= Nadia Lioce =

Member of the Red Brigades

Nadia Desdemona Lioce (Foggia, 29 September 1959) is an imprisoned Italian member of the Red Brigades. Lioce was arrested in 2003 with Mario Galesi after a shootout on a train travelling between Rome and Florence and charged with several murders. At trial she admitted being a Brigadist and refused to speak more. She was sentenced to life imprisonment and placed in the restrictive 41-bis prison regime, which involves solitary confinement.

==Life==
Lioce was born in Foggia and studied history at the University of Bari. In 1984, she began a relationship with Luigi Fuccini. Together they participated in the Pantera student movement and were involved with political movements associated with anti-Zionism, Sandinista solidarity and a self-managed social centre. Lioce lived in Pisa with Fuccini until 1995, when she went underground. In 2002, as part of the investigation into the 1999 murder of academic Massimo D'Antona, a pre-trial detention order was made against Lioce in absentia and five other people. The Minister of the Interior Giuseppe Pisanu later said that Lioce, alongside Mario Galesi and Michele Pegna, was a militant of the Combatant Communist Nuclei, and had joined the BR-PCC (Red Brigades – Communist Combatant Party). The original Red Brigades became famous internationally in 1978 for the kidnapping and murder of Aldo Moro.

==Arrest==
Lioce was arrested on 2 March 2003 with Galesi after a shootout on a train travelling between Rome and Florence. When three policemen passing through the train wanted to check their identification papers, the two drew guns; a police officer, Emanuele Petri, was shot dead, Galesi was wounded and died later at the hospital while Lioce was arrested unharmed. The following year, she faced trial for the murders of D'Antona and Marco Biagi, two men who had drawn up laws restricting workers' rights and for the death of the police officer during her arrest.

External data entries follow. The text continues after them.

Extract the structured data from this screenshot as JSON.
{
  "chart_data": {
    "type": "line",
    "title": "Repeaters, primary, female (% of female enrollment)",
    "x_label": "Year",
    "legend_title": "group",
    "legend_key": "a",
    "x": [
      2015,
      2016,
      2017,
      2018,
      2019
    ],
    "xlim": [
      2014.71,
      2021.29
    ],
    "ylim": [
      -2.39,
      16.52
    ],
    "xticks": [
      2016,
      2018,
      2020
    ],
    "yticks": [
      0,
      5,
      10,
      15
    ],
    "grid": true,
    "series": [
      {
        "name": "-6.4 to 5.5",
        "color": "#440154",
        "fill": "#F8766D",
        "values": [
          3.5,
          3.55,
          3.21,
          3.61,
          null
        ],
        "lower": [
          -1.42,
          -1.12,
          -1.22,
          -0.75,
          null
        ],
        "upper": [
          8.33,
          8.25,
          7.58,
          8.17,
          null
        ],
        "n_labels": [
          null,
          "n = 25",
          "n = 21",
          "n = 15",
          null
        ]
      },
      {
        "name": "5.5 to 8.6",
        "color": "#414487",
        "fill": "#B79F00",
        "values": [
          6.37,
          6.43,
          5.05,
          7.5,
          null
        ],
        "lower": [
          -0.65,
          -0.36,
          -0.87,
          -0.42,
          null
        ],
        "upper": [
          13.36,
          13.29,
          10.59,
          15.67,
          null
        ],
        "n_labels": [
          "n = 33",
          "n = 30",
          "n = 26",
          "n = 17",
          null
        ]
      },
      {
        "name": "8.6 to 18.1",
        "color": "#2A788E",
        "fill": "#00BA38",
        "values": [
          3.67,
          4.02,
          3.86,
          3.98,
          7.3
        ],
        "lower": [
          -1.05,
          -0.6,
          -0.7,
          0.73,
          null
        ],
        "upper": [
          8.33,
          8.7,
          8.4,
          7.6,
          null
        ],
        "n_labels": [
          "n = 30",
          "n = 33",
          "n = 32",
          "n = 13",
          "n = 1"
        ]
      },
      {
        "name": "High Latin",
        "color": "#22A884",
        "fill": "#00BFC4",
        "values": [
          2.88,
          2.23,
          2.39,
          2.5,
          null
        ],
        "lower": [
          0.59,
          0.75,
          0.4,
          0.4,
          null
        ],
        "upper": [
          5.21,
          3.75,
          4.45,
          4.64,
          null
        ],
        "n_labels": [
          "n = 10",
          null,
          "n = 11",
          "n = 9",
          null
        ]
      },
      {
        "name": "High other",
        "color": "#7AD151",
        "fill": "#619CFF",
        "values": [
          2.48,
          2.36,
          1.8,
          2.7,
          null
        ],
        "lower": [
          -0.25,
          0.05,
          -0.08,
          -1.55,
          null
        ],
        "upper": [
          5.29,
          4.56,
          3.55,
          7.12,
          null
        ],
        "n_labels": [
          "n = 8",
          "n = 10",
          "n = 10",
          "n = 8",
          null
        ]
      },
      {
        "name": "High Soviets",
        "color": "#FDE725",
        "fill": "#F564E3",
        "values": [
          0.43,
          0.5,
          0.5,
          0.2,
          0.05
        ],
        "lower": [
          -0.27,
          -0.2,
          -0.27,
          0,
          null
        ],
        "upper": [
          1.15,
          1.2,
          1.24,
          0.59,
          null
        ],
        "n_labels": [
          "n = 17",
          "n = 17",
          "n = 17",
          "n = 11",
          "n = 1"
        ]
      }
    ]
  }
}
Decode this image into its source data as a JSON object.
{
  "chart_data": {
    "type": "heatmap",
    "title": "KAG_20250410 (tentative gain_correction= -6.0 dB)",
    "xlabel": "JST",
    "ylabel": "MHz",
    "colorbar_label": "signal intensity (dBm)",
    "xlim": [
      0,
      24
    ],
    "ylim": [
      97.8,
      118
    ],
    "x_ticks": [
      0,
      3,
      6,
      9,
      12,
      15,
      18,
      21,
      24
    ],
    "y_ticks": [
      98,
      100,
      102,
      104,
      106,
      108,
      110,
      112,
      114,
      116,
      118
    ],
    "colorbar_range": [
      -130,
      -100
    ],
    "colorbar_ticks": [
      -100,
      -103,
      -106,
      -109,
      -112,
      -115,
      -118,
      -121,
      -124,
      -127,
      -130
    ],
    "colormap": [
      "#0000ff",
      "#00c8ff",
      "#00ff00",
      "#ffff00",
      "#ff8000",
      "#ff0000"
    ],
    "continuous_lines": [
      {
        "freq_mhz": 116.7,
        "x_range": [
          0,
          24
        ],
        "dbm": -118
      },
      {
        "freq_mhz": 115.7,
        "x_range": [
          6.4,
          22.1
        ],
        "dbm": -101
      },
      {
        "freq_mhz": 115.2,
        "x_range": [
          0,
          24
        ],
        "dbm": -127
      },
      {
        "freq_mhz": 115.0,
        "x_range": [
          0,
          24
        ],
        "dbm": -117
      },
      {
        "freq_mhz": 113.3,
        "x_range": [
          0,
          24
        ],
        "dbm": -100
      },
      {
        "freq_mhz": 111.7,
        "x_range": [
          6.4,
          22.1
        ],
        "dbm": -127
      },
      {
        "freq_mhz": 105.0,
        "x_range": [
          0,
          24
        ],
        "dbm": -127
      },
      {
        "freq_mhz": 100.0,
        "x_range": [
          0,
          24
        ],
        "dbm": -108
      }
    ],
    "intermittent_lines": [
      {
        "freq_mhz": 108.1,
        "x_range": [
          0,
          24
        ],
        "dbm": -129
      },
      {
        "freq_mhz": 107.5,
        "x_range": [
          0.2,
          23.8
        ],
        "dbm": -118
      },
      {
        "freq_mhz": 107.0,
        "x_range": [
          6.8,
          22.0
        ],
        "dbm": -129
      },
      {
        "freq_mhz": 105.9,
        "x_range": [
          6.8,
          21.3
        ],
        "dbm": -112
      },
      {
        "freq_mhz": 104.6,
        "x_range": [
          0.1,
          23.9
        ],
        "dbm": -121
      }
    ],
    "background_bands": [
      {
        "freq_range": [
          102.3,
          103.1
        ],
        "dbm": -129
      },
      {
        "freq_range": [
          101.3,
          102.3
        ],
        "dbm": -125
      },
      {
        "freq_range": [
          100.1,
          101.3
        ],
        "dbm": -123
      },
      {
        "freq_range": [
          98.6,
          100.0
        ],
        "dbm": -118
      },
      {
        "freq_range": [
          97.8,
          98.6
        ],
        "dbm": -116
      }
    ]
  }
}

At the trial, prosecutors alleged that Lioce had carried out the murders and was on a mission to research a new target, because she was found in possession of a spy camera hidden in a cigarette packet. She spoke only to say "I am a political prisoner, militant of the Red Brigades [...] I don't say a word more."
Analysis of Lioce's digital devices led to further arrests and in 2005 she received a sentence of life imprisonment alongside five others.

==41-bis==
Lioce was placed into the restrictive 41-bis prison regime, which involves solitary confinement. It began as a means for the state to break the connection of mafia prisoners with their networks; it has been expanded to militants such as Lioce and Alfredo Cospito and its imposition is almost never revoked. In 2017, Lioce was put on trial for resisting the 41-bis regime by banging a plastic bottle against the bars of her cell; she was found not guilty because the isolation imposed under 41-bis meant that she was unable to disturb anyone. Thirty-one activists protesting outside the Court of L'Aquila in support of Lioce were arrested.

In 2023, lawyers for Lioce reported that owing to the restrictive nature of 41-bis, she had only spoken to visitors for 15 hours over the course of one year. Her family told the media that when they visited she found it difficult to hold a conversation. 41-bis has been condemned by both Amnesty International and the European Court of Human Rights.